Quote: Originally posted by kristofvagyok  

There is a P=O bond what could easily react with those stong bases.

Really ?
I thought that :
- as the phosphorous atom is in a tetrahedron geometry ;
- and because of the (nearly charged) oxygen proximity,
the only possible attack would have been a SN2-type one, opposite to the oxygene.
But with the three NMe2 that hinder the phosphorous, I thought this couldn't happen.
Quote: Originally posted by kristofvagyok  

This is why they use TMEDA (tetramethyl-ethylenediammine) for dissolving the unsoluble mass at living polymerisation of styrene initiated with BuLi.


In this case, doesn't TMEDA act both as a polar solvent which cannot be (or at least, in these conditions, is not) attacked by the BuLi and as a lithium complexant (which then can increase the activity of the carbanion) ?
Quote: Originally posted by kristofvagyok  

Also, I have never ever used stronger bases than BuLi, but EtNa, and MeNa could easily explode, and I have red long ago from organoceasium reagents like C6H6Cs6 what is a black solid, prepared from benzene and metallic Cs. It explodes on contact almost anything.


Small molecules with big reactivity are often a problem ; in a certain way, bigger molecules can 'calm down' this extreme reactivity.
For example (and even if I would prefer to avoid this :)), I wouldn't make it a big deal of making some phenyl azide (I actually made some substituted-phenyl azide derivatives on a few grams scale).

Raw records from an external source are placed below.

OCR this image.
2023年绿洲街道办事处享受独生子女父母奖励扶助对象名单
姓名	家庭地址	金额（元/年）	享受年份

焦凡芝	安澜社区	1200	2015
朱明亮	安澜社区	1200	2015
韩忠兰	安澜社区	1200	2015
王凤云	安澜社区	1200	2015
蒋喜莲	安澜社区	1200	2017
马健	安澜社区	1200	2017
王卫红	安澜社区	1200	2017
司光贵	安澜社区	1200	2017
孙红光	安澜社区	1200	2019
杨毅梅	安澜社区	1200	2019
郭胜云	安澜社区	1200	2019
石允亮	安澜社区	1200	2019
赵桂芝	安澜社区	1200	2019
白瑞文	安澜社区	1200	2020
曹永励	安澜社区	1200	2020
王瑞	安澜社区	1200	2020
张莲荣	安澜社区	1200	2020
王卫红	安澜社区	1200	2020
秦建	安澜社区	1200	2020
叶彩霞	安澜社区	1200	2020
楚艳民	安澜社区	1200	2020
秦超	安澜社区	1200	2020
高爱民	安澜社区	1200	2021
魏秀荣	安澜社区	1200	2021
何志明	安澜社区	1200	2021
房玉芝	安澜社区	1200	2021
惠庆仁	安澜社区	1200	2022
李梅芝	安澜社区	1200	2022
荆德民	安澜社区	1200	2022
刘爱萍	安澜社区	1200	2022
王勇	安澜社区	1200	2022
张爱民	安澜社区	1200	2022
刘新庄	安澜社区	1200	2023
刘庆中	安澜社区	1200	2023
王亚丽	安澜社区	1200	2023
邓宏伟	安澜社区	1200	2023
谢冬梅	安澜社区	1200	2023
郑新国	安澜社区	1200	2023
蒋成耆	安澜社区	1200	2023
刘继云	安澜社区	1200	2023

Some caution is needed of course, but nothing impossible.

But I would certainly not make even 100mg of alkyl azide such as methyl azide or ethyl azide !!

I agree with you that methylsodium, if it exists, would probably be very unstable. I guess bigger molecules, with more carbons, may be more stable. Let's say t-butyl ? Or even bigger ones ?

And C6H6Cs6 : wow !! :o :o
THAT is incredible !!
I guess it is even far more sensitive than diazomethane (which needs special glassware and stuff) !!

ThatchemistKid - 18-11-2012 at 14:24

actually, tatapouette, If I remember correctly if one uses n-chlorobutane for the reaction Lithium chloride precipitates out and can be removed but if n-bromobutane is used then the LiBr associates with the BuLi and does not precipitate. This is actually why I obtained n-chlorobutane for my BuLi synthing purposes :D. here is the wiki exert that talks about this!

If the lithium used for this reaction contains 1–3% sodium, the reaction proceeds more quickly than if pure lithium is used. Solvents used for this preparation include benzene, cyclohexane, and diethyl ether. When BuBr is the precursor, the product is a homogeneous solution, consisting of a mixed cluster containing both LiBr and BuLi, together with a small amount of octane. BuLi forms a weaker complex with LiCl, so that the reaction of BuCl with Li produces a precipitate of LiCl.